De Japanse inflatie daalt in november naar 2,5 procent
De Japanse consumenteninflatie vertraagde in november tot 2,5 procent op jaarbasis, vergeleken met 2,9 procent de maand ervoor, omdat de elektriciteits- en gasrekeningen daalden, zo bleek uit overheidsgegevens op 22 december.
Het cijfer voor de op twee na grootste economie ter wereld, waarbij de volatiele prijzen voor vers voedsel buiten beschouwing worden gelaten, kwam overeen met de marktverwachtingen uit een onderzoek van Bloomberg.
Volgens het ministerie van Binnenlandse Zaken is het de laagste prijsstijging sinds juli 2022, omdat de elektriciteits- en gasrekeningen daalden terwijl de kosten voor huisvesting en telecommunicatie stegen.

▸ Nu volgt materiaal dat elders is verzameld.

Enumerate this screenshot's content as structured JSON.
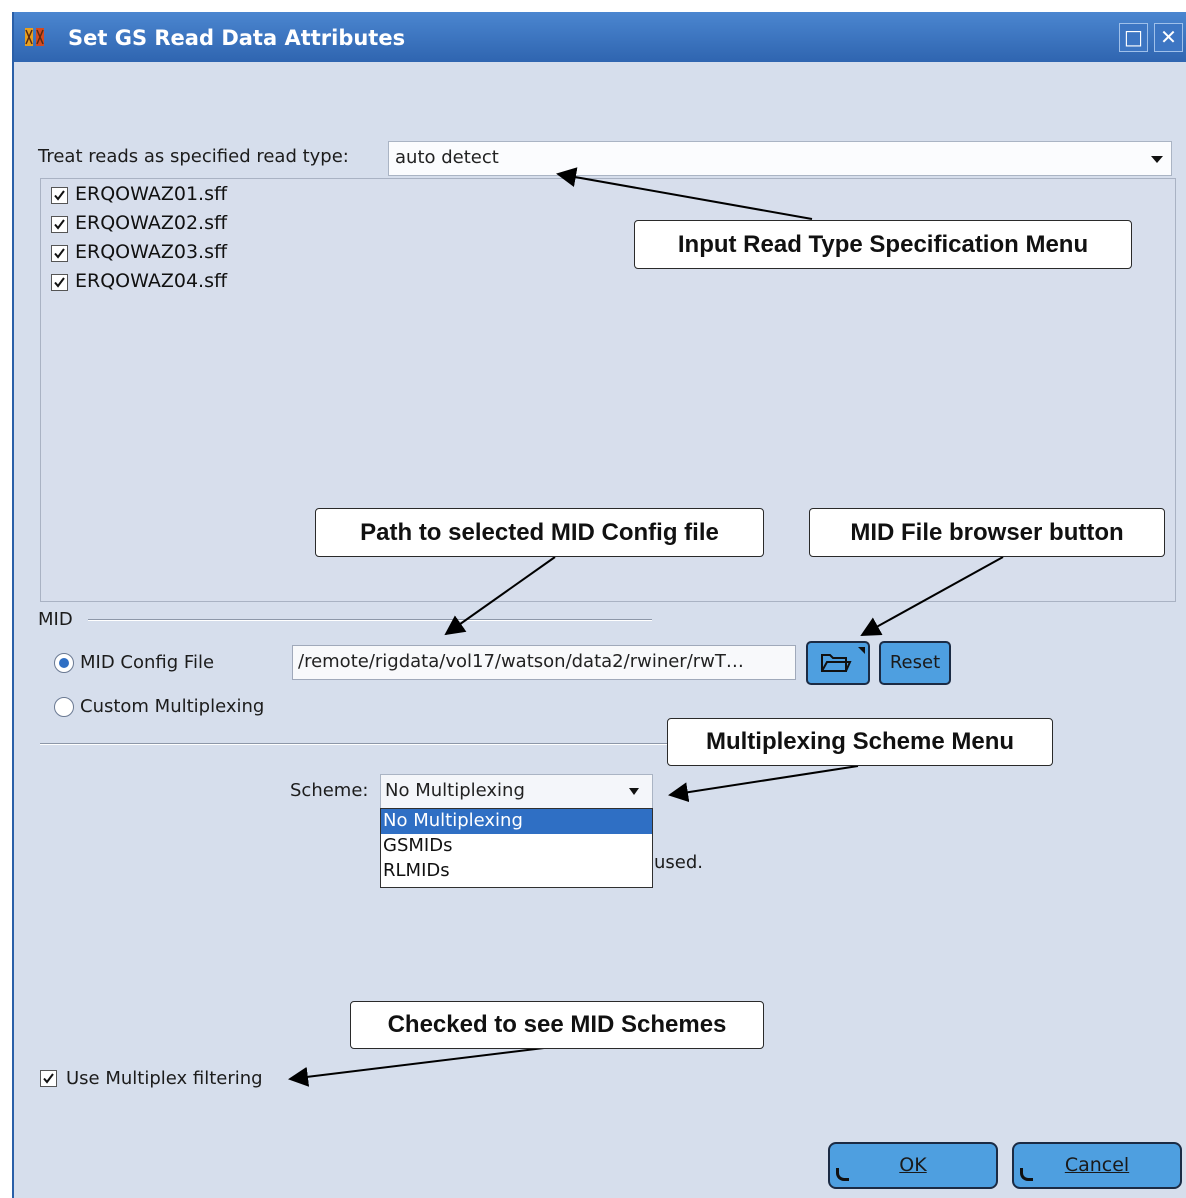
{
  "window": {
    "title": "Set GS Read Data Attributes",
    "maximize_icon": "□",
    "close_icon": "✕"
  },
  "read_type": {
    "label": "Treat reads as specified read type:",
    "value": "auto detect"
  },
  "files": [
    {
      "name": "ERQOWAZ01.sff",
      "checked": true
    },
    {
      "name": "ERQOWAZ02.sff",
      "checked": true
    },
    {
      "name": "ERQOWAZ03.sff",
      "checked": true
    },
    {
      "name": "ERQOWAZ04.sff",
      "checked": true
    }
  ],
  "mid": {
    "section_label": "MID",
    "config_file_label": "MID Config File",
    "config_file_selected": true,
    "config_path": "/remote/rigdata/vol17/watson/data2/rwiner/rwT…",
    "browse_icon": "folder-open-icon",
    "reset_label": "Reset",
    "custom_label": "Custom Multiplexing"
  },
  "scheme": {
    "label": "Scheme:",
    "value": "No Multiplexing",
    "options": [
      "No Multiplexing",
      "GSMIDs",
      "RLMIDs"
    ],
    "selected_index": 0,
    "partial_text": "used."
  },
  "filter": {
    "label": "Use Multiplex filtering",
    "checked": true
  },
  "buttons": {
    "ok": "OK",
    "cancel": "Cancel"
  },
  "callouts": {
    "input_read_type": "Input Read Type Specification Menu",
    "path_mid": "Path to selected MID Config file",
    "mid_browser": "MID File browser button",
    "multiplexing_menu": "Multiplexing Scheme Menu",
    "checked_schemes": "Checked to see MID Schemes"
  },
  "colors": {
    "window_bg": "#d6deec",
    "titlebar": "#2f65b0",
    "button_blue": "#4e9fe0",
    "selection": "#2f6fc4"
  }
}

De cijfers komen nadat de Bank of Japan (BoJ) eerder deze week haar al lang bestaande, ultraruime monetaire beleid handhaafde en geen richtlijnen gaf voor haar plannen voor het nieuwe jaar, waardoor de yen ten opzichte van de dollar daalde en de aandelen een impuls kregen.
Er werd al wekenlang gespeculeerd dat functionarissen van de centrale bank zouden afstappen van de negatieve rente en hun strakke greep op de obligatierente als de prijzen boven de inflatiedoelstelling van de centrale bank van twee procent zouden uitkomen.
BoJ-gouverneur Kazuo Ueda heeft herhaaldelijk gezegd dat “een positieve cyclus van lonen en prijzen” nodig is om te bevestigen dat de inflatiedoelstelling van de bank op duurzame wijze kan worden bereikt, daarbij verwijzend naar een verwachte stijging van de lonen begin volgend jaar na jaarlijkse vakbondsonderhandelingen.
Japan heeft, net als andere economieën over de hele wereld, de prijzen zien stijgen als gevolg van de oorlog in Oekraïne, terwijl een zwakkere yen de import ook duurder heeft gemaakt.
In tegenstelling tot andere grote centrale banken die de rente hebben verhoogd, heeft de Bank of Japan vastgehouden aan haar ultrasoepele monetaire beleid in de verwachting dat de inflatie zal afnemen, wat de druk op de yen zal vergroten.